BBC Four unveils world drama slate for 2019
David Farnor | On 27, Jan 2019
Ask anyone who watches TV if they’ve heard of The Killing or Sarah Lund and you’ll get a sense of how much the appetite for world drama has grown in the last decade. While Channel 4 has helped launch Walter Presents, and Netflix has commissioned dramas from all corners of the globe, BBC Four has also become a go-to hub of international telly, with its coveted Saturday night slot showcasing dramas and thrillers from overseas. In 2019, BBC Four continues to expand its library of world drama, with Australia’s Safe Harbour leading the way.
The four-part psychological thriller was produced by NBCUniversal International Studios’ Matchbox Pictures and acquired from NBC Universal International Distribution. It follows six friends, who set sail on a yacht trip from Brisbane to Indonesia. What begins as an enjoyable holiday adventure, though, unexpectedly changes, when they come across a fishing boat only a day’s sail from their destination. The friends come to the aid of a group of asylum seekers on the broken-down boat, but this encounter leads to a series of events that change their lives irrevocably.
The series will be joined on BBC Four by returning series Trapped, Follow the Money and Cardinal.
After the success of the first series on BBC Four, Season 2 of the acclaimed Icelandic crime drama Trapped picks up outside Parliament in Reykjavik, when a man throws himself at the Minister for Industry, setting fire to them both. Andri Olaffson, now working in Reykjavik, is assigned to the case and quickly learns the attacker was the minister’s twin. Their family’s roots are in the North, in the very area Andri had hoped to leave behind, where his old colleague Hinrika is now Chief of Police. Trouble is brewing in the town, with widespread anger at a power plant, drilling and a proposed aluminium plant. Shortly after Andri’s return the power plant’s foreman is found dead. Are the two incidents – the murder and the attack in Reykjavik – connected? Trapped is produced by RVK Studios and has been acquired from Dynamic Television.

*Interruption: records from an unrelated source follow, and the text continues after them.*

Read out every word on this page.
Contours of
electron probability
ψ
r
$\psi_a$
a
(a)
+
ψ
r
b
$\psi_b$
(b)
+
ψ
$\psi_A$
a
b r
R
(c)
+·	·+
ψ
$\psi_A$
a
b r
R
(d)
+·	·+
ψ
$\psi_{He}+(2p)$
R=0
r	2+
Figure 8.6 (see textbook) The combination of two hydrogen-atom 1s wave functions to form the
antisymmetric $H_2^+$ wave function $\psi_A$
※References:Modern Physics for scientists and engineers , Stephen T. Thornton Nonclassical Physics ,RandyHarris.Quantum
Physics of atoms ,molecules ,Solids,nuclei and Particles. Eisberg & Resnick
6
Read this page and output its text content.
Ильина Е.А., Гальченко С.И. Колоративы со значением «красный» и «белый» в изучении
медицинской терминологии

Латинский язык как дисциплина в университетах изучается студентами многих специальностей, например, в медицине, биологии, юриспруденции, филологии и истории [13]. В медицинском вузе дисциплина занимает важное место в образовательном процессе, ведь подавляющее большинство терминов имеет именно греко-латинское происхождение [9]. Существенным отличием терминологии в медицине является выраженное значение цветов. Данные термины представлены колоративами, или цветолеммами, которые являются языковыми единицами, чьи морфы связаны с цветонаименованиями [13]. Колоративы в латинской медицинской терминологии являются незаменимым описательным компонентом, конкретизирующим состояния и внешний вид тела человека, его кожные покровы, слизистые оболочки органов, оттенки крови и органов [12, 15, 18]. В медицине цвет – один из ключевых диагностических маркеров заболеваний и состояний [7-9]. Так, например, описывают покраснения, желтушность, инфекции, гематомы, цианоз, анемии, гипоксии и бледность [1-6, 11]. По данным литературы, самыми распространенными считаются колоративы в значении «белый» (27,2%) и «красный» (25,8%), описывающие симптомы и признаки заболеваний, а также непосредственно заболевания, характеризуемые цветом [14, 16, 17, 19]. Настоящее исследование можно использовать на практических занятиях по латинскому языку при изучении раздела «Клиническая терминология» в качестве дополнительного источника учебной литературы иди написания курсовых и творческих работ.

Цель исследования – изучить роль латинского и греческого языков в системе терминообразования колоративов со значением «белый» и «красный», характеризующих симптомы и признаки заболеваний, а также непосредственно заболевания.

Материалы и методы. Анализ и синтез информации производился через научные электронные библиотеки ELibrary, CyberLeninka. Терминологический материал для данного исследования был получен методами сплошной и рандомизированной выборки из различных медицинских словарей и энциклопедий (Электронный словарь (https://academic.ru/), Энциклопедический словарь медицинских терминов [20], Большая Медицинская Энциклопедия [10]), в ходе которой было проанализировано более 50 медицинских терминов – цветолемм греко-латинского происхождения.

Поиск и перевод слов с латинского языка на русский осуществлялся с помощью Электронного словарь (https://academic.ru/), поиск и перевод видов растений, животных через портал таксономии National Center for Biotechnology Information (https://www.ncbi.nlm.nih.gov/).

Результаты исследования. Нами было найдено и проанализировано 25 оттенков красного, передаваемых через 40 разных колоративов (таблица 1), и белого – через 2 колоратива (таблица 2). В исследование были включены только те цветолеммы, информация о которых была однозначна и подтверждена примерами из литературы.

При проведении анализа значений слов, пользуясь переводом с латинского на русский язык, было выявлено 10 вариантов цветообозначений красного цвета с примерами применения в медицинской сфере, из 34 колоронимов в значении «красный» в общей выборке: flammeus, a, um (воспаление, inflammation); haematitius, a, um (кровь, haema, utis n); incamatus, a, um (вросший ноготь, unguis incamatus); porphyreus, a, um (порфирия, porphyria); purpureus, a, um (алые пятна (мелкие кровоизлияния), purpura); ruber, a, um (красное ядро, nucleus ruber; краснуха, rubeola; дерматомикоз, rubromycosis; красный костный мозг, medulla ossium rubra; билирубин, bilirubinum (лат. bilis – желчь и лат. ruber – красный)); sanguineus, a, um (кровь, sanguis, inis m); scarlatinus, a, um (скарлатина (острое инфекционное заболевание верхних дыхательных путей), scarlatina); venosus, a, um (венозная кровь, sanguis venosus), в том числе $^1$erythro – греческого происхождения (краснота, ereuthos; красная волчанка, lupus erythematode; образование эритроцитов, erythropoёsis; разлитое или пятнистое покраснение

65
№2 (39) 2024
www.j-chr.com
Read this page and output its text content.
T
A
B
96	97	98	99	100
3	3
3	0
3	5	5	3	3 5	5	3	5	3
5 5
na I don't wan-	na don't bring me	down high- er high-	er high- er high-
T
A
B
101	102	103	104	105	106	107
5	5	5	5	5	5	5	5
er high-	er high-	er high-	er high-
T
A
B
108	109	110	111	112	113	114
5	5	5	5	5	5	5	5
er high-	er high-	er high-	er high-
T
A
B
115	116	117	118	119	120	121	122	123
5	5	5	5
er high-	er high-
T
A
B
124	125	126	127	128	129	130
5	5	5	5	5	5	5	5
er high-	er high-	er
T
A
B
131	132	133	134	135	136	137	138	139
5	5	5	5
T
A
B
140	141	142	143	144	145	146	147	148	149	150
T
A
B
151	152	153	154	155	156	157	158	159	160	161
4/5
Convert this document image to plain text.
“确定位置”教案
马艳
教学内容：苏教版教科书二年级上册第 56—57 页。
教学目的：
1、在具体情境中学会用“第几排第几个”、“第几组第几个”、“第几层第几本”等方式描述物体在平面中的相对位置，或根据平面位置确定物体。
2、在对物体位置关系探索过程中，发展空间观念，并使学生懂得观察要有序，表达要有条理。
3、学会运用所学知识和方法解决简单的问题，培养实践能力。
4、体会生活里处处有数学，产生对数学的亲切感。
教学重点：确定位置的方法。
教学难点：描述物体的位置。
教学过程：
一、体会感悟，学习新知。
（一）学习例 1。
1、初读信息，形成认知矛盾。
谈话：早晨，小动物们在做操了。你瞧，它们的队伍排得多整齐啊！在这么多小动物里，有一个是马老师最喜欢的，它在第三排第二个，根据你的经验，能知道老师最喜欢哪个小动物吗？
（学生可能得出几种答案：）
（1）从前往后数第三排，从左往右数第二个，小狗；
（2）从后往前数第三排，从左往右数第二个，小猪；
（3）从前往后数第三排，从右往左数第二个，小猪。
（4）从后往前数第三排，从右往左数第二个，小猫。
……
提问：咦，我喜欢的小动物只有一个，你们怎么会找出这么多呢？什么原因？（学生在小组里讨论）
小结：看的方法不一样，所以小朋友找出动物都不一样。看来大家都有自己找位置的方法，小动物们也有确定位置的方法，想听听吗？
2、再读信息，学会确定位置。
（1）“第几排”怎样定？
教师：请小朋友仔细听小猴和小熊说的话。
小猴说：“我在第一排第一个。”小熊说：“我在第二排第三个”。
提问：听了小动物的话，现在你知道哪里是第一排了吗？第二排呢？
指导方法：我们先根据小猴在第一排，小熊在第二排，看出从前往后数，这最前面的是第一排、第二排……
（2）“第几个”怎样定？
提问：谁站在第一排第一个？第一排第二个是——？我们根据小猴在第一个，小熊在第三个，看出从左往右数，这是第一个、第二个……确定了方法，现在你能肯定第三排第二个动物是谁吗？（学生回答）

Jeppe Gjervig Gram (Borgen) is the showrunner behind Follow the Money (acquired from DR Sales), which returns for a third season. Across the course of 10 episodes, the new run shifts from white-collar crime in the world of high financing to the more gritty and rough world of street crime and drug dealing, and focuses on two characters from the previous seasons: Nicky and Alf. Nicky has become a heavy-weight kingpin in the Danish underworld, while Alf is in a new job with one of the Police’s gang units, which The Fraud Squad lends out employees to when the narcotics investigators need to crack the kingpin’s accounts and finances. Alf and Nicky are in direct opposition to each other – and when one of them pulls a clever manoeuver, the other counteracts. A new main character is also introduced, Anna, who is the centre of her own arena – a bank. Anna is the proficient but overlooked bank employee, who is suddenly recognised for her abilities in alternative ways. Throughout the season, she will become an important accomplice in the laundering of the criminals’ money.
Acquired from co-producer and worldwide distributor Entertainment One (eOne), Cardinal also returns for a third season. It picks up in autumn and finds a grieving Cardinal torn between obsessive questions about his wife’s death and his loyalty to his partner, Delorme, when a spiralling double murder investigation turns Algonquin Bay into a danger zone, and pushes the two detectives to their limits.
Cassian Harrison, BBC Four Channel Editor, says: “As the original home of contemporary international drama on British television, BBC Four continues to fire on all cylinders, bringing choice new titles and returning favourites back to its established Saturday night slot. Ranging from the open seas of the South Pacific to the back-woods of Canada, with – of course – some Nordic wilderness stop-offs along the way, we hope audiences will enjoy our thrilling Spring selections as much as we do.”